The Value of Government
Yet this economic justification of government is thin. There is a broader value for government based on democracy and the public interest. As I discussed with my students the other day, many local governments in MN have recreation centers, parks, and libraries. True there may be no return on investment to them and they may not be efficient to operate, but that is not the end of the debate on whether government should provide them. Instead, it is about whether the people want these amenities. It is the peoples’ choice to offer these goodies. Moreover, the way the government makes choices and decisions are not always efficient but again, efficiency is not the final value. We do not value elections, due process, or civil liberties and rights because they are efficient, we prize them because they promote fairness and accountability.

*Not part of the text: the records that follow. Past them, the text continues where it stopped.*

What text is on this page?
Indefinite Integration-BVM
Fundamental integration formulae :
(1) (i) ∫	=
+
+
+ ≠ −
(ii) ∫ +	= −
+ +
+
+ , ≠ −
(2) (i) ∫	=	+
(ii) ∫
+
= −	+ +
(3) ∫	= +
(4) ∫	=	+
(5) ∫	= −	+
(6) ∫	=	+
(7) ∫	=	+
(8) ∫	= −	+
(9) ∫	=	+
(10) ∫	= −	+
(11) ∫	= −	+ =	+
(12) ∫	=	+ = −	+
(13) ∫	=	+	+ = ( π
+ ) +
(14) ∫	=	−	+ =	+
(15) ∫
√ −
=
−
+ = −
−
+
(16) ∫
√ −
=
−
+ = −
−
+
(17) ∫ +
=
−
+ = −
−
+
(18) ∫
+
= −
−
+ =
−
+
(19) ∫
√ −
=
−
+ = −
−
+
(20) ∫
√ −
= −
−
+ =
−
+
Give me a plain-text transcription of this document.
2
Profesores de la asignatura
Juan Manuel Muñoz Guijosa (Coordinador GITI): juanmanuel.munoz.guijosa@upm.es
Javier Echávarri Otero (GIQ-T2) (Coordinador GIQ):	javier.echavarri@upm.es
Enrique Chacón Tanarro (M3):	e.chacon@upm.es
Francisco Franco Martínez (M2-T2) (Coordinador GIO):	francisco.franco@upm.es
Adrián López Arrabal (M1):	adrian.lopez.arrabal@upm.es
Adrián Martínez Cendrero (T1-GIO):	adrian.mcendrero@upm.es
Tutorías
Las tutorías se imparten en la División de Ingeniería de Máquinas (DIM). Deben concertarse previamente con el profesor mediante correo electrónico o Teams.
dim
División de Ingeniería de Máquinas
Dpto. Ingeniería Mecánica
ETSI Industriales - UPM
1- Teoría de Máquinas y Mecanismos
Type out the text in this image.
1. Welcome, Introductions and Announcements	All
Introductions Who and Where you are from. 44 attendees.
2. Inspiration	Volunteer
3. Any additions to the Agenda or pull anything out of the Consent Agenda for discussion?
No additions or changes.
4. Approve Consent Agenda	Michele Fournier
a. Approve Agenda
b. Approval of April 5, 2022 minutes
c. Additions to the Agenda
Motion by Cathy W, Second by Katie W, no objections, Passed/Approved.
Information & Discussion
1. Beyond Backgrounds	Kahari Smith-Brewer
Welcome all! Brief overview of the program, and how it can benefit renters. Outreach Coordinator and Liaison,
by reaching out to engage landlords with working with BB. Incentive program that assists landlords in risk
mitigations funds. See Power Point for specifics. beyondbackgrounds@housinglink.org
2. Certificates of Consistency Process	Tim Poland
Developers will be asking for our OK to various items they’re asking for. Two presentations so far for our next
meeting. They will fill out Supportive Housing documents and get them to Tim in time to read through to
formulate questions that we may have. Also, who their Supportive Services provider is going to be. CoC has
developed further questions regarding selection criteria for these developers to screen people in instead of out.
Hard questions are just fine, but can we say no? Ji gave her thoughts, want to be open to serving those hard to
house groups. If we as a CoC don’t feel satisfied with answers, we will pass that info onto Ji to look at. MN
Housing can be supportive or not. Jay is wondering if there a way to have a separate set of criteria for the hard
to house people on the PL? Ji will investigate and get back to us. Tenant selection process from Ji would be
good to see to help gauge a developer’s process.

The private sector almost singularly promotes efficiency and the bottom line. In the end, while many businesses claim “they do it all for you,” how many of you believe that is true? It is only to the extent that doing it for you is profitable or makes sense. Think about how much we all hate phone trees with businesses–it may be cheap to do this but does any customer think this is good service.

Citizens are not Customers
Contrary to what some may contend, citizens are not customers. A business-customer relationship is a cash nexus with loyalty determined along a singular dimension. A government-citizen relationship is deeper, reflecting many more complex values and connections regarding democracy, transparency, and accountability. “No taxation without representation” captures this sentiment while “No user fee without representation” misses it. The former suggests a right to a voice, the latter not necessarily. There is a big worry when some advocate that government should be more like a business. It is a logic that changes and challenges the basic values of government–suggesting government is not necessary and that it is simply a thorn in the side of the market.

The real debate in Wisconsin, DC, and St. Paul is one over government versus the market. It is one about the values of government and what it can contribute to the promotion of a good society. This is a debate worth having, and it is one that advocates for government need to reframe in terms of a language and set of values that describes what government uniquely can do. If they fail to do that they will lose the debate.